Occasional

Vigil for Fr Denis Callahan

Our farewell of someone is always a celebration of memories. Even in the recounting of just a few of the facts of a person’s life and in the re-telling of some of the stories of their journey, we glimpse something of their mystery and of the relationships that made them such a particular presence in the world that, without exception, we realise is not the same as it was before the gift of the person’s life. For a few brief moments it is like being at the window of a person’s life. Yet we also realise that our own memories of the one whom we are farewelling cannot fully capture them.  Indeed even our own most special memories are but glimpses of the mystery of who they are.  They are always more than our memories, someone more than what we could ever fully know or possess by our memories.  

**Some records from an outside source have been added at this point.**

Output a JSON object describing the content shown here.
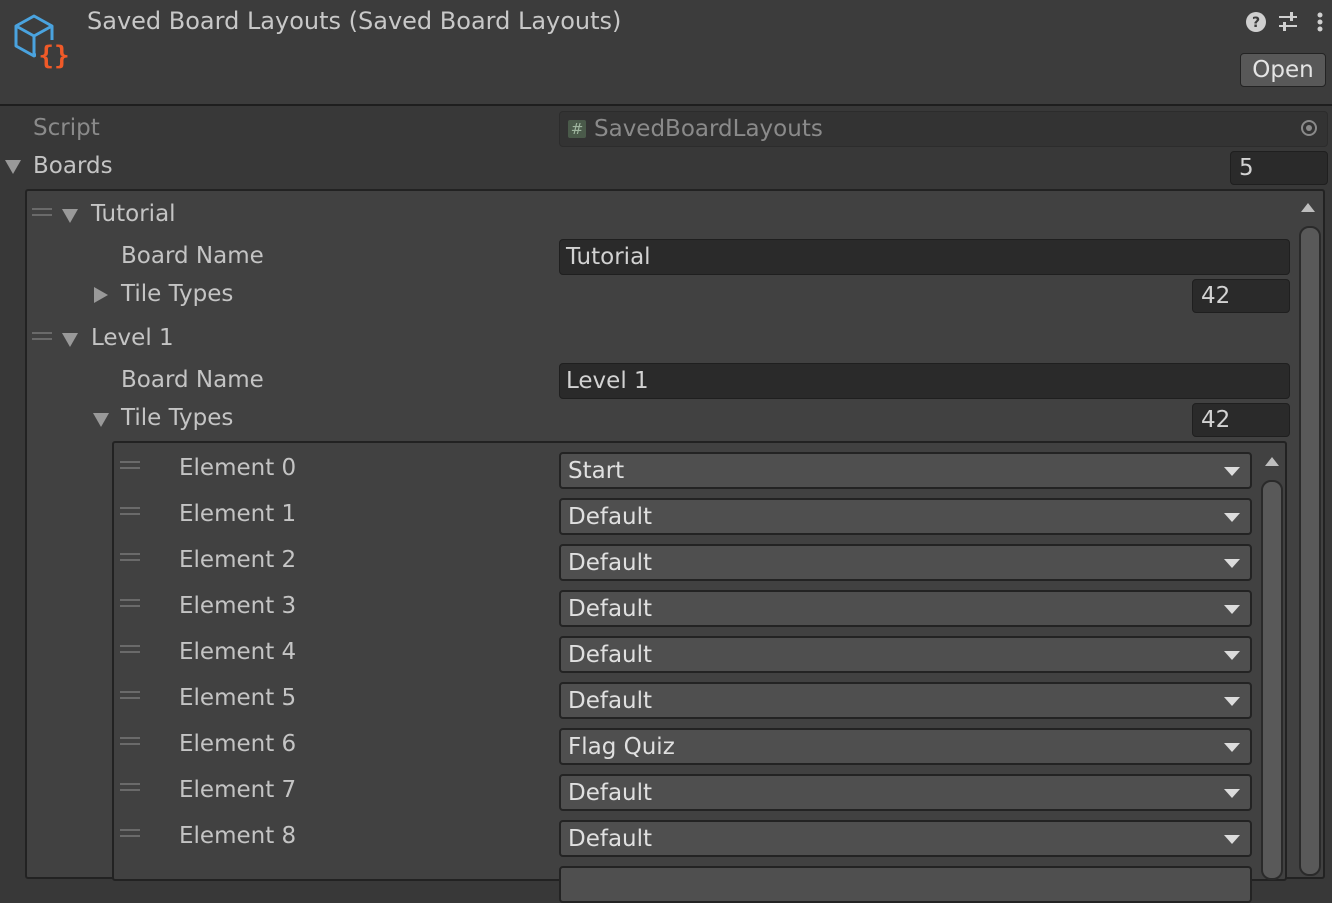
{
  "header": {
    "title": "Saved Board Layouts (Saved Board Layouts)",
    "icons": [
      "asset-scriptable-object-icon",
      "help-icon",
      "preset-sliders-icon",
      "kebab-menu-icon"
    ],
    "open_label": "Open"
  },
  "script_row": {
    "label": "Script",
    "value": "SavedBoardLayouts",
    "icon": "csharp-hash-icon"
  },
  "boards": {
    "label": "Boards",
    "count": "5",
    "items": [
      {
        "title": "Tutorial",
        "board_name_label": "Board Name",
        "board_name": "Tutorial",
        "tile_types_label": "Tile Types",
        "tile_types_count": "42"
      },
      {
        "title": "Level 1",
        "board_name_label": "Board Name",
        "board_name": "Level 1",
        "tile_types_label": "Tile Types",
        "tile_types_count": "42",
        "elements": [
          {
            "label": "Element 0",
            "value": "Start"
          },
          {
            "label": "Element 1",
            "value": "Default"
          },
          {
            "label": "Element 2",
            "value": "Default"
          },
          {
            "label": "Element 3",
            "value": "Default"
          },
          {
            "label": "Element 4",
            "value": "Default"
          },
          {
            "label": "Element 5",
            "value": "Default"
          },
          {
            "label": "Element 6",
            "value": "Flag Quiz"
          },
          {
            "label": "Element 7",
            "value": "Default"
          },
          {
            "label": "Element 8",
            "value": "Default"
          }
        ]
      }
    ]
  },
  "colors": {
    "background": "#383838",
    "header": "#3c3c3c",
    "icon_blue": "#4aa3df",
    "icon_orange": "#f05a28"
  }
}
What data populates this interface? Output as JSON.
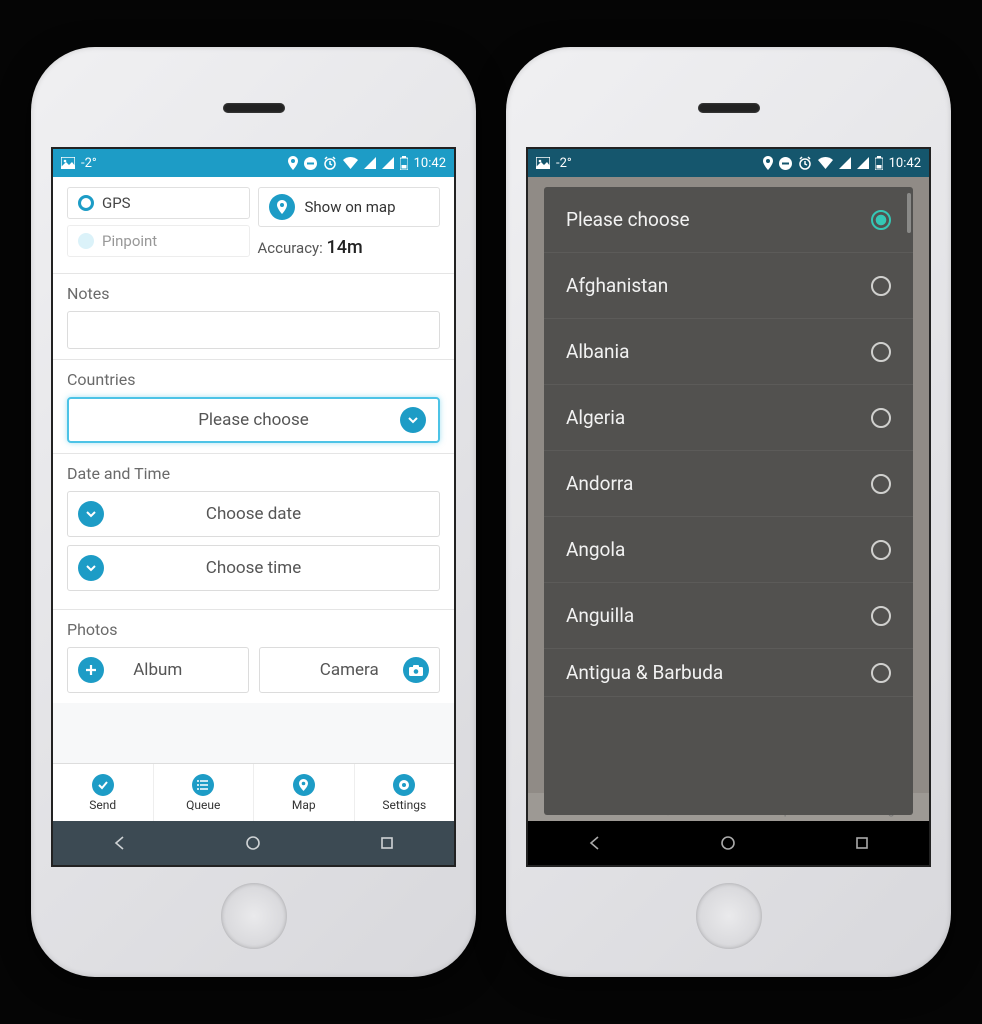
{
  "status": {
    "temp": "-2°",
    "time": "10:42"
  },
  "location": {
    "gps_label": "GPS",
    "pinpoint_label": "Pinpoint",
    "show_on_map": "Show on map",
    "accuracy_label": "Accuracy:",
    "accuracy_value": "14m"
  },
  "notes": {
    "label": "Notes"
  },
  "countries": {
    "label": "Countries",
    "placeholder": "Please choose",
    "options": [
      "Please choose",
      "Afghanistan",
      "Albania",
      "Algeria",
      "Andorra",
      "Angola",
      "Anguilla",
      "Antigua & Barbuda"
    ],
    "selected_index": 0
  },
  "datetime": {
    "label": "Date and Time",
    "choose_date": "Choose date",
    "choose_time": "Choose time"
  },
  "photos": {
    "label": "Photos",
    "album": "Album",
    "camera": "Camera"
  },
  "tabs": {
    "send": "Send",
    "queue": "Queue",
    "map": "Map",
    "settings": "Settings"
  },
  "colors": {
    "accent": "#1d9cc6"
  }
}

Each of us has an irreducible mystery of presence in the world that though it is held in the memory of other’s experience of us, is always more.  There is an essential part of us that resists definition. To be known as we truly are – this is one of the deepest quests in our life. Our discipleship of the Risen Lord embraces this question. It rests on the fundamental premise that life is received not owned, that each of our lives is being called forth to become fully what it was intended to be, not in a random kind of way, but in response to an infinite personal love that seeks to coax our innermost beauty into full disclosure.  In Christian life we wonder at who we are; we seek to receive who we are; we aspire to live into who we are.

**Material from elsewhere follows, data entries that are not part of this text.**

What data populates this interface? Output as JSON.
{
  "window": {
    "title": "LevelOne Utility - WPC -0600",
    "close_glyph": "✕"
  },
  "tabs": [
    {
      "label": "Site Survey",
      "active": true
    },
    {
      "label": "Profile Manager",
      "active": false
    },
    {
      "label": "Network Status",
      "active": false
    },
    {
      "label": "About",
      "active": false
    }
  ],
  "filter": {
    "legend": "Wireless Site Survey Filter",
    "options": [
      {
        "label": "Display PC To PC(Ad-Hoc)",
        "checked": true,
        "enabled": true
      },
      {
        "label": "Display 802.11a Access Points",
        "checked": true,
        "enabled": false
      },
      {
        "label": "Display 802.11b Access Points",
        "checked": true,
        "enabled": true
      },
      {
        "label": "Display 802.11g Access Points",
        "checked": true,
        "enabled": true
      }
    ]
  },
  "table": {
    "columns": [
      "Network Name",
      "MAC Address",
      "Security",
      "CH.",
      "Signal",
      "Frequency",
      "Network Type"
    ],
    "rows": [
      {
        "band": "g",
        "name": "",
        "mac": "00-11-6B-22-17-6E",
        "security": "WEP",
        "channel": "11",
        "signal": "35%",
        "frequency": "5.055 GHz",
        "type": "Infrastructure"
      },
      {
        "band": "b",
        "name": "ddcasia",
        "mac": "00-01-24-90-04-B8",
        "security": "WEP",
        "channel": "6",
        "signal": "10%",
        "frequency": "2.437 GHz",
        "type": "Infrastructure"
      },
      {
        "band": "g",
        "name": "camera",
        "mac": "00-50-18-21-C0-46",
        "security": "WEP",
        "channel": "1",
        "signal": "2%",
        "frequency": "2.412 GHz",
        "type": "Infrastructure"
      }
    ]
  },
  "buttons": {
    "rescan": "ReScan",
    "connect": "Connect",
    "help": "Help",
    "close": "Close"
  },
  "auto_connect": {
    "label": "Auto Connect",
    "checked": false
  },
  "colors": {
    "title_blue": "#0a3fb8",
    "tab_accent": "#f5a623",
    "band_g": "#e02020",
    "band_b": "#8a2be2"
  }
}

Thus, over our whole journey of life we seek to become known, not just as we think we might be, or as others might think we are, but rather as we are known by an Infinite Love that has brought us and called us into being. I don’t think we ever quite achieve this.  We glimpse it here and there along the way. But as we glimpse it our hearts become younger not old. The late English writer Daniel O’Leary once wrote, “Ideally our final decades . . . have a purity about them, a pared-down core that shines with recovered innocence.”[1] Once we reach a certain age, according to O’Leary, there should only be one phrase left in our vocabulary – “thank you.”  With every birthday, gratitude should deepen until it colours every aspect of our life.  Then, in O’Leary’s words, 

“Our souls are always young. They have preserved, in a safe place, the fields of dreams that once lay beautifully across the landscapes of our childhood.  It is in these fields, and in no other, where the seeds of our God-like beauty were first nurtured. . . We do not outgrow our childhood. We grow into it more fully as we grow older.”

As O’Leary comments, “Finding out who we really are is like a personal, lifelong Passover.” The final phase is the time when the mirror is clearest, revealing our authentic voice and our own name.  As he remarks, “At the moment of death, some people’s faces light up with an astonished look of recognition. They go home with shining eyes.  We finally whisper our ‘Yes’ to the mystery and miracle of who we really are, and always were . . .”

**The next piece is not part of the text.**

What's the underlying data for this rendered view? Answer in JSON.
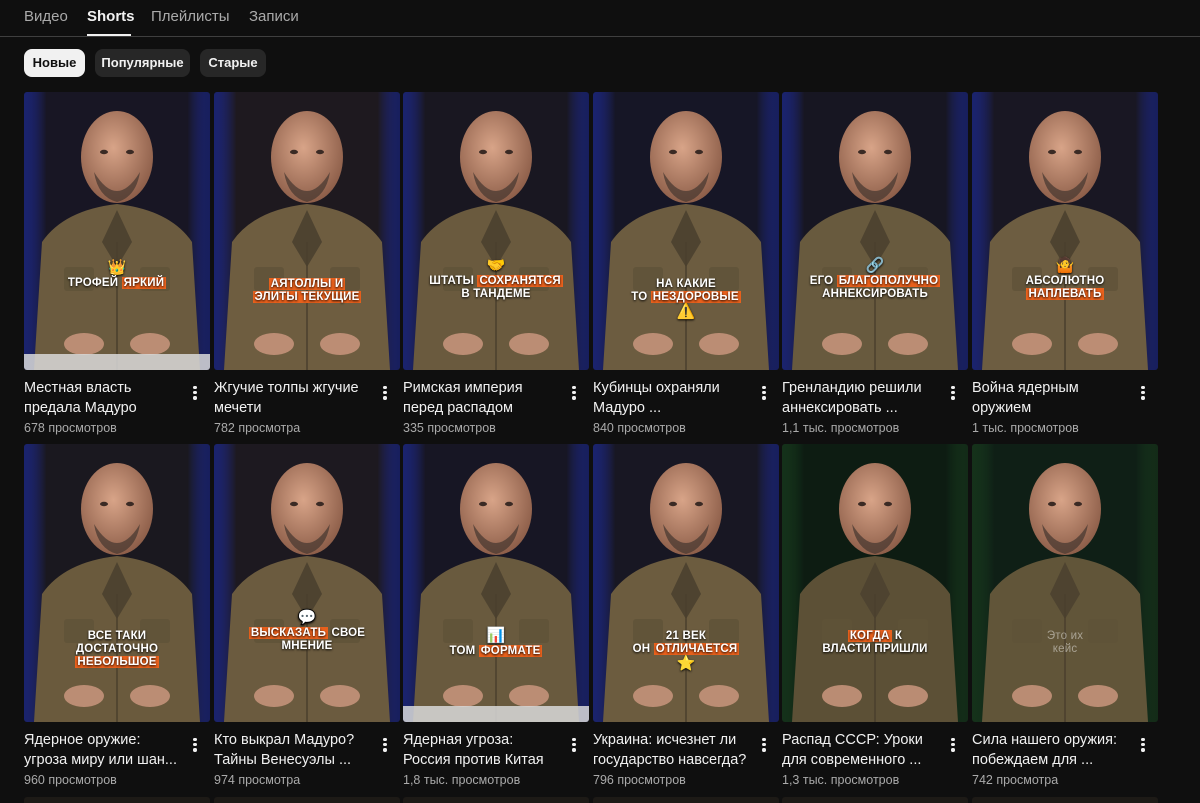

At Baptism the first question the celebrant asks of the parents of the child being presented, “What name do you give your child?” We are given our name right at the outset of our journey. Yet, from our Christian perspective, it is only in our death that we hear our name, just as it is – in all of its radical simplicity and yet in all its extraordinary fullness and possibility. This is the paradox of death with which the Gospel we have heard this evening invites us to consider.  In the dramatic loss of identity which death appears to represent, at one and the same time something is received:  our very name. “Jesus said to her, “Mary! She knew him then.”  In knowing him, she knows herself.  She knows herself as she is known, as she has always been known.

Denis knows now as he has always been known.  He hears his name – just as it is.  In this lies his infinite freedom and his ultimate possibility.


[1] See Daniel O’Leary, “Home before Dark,” in The Tablet (28 June 2008), 11.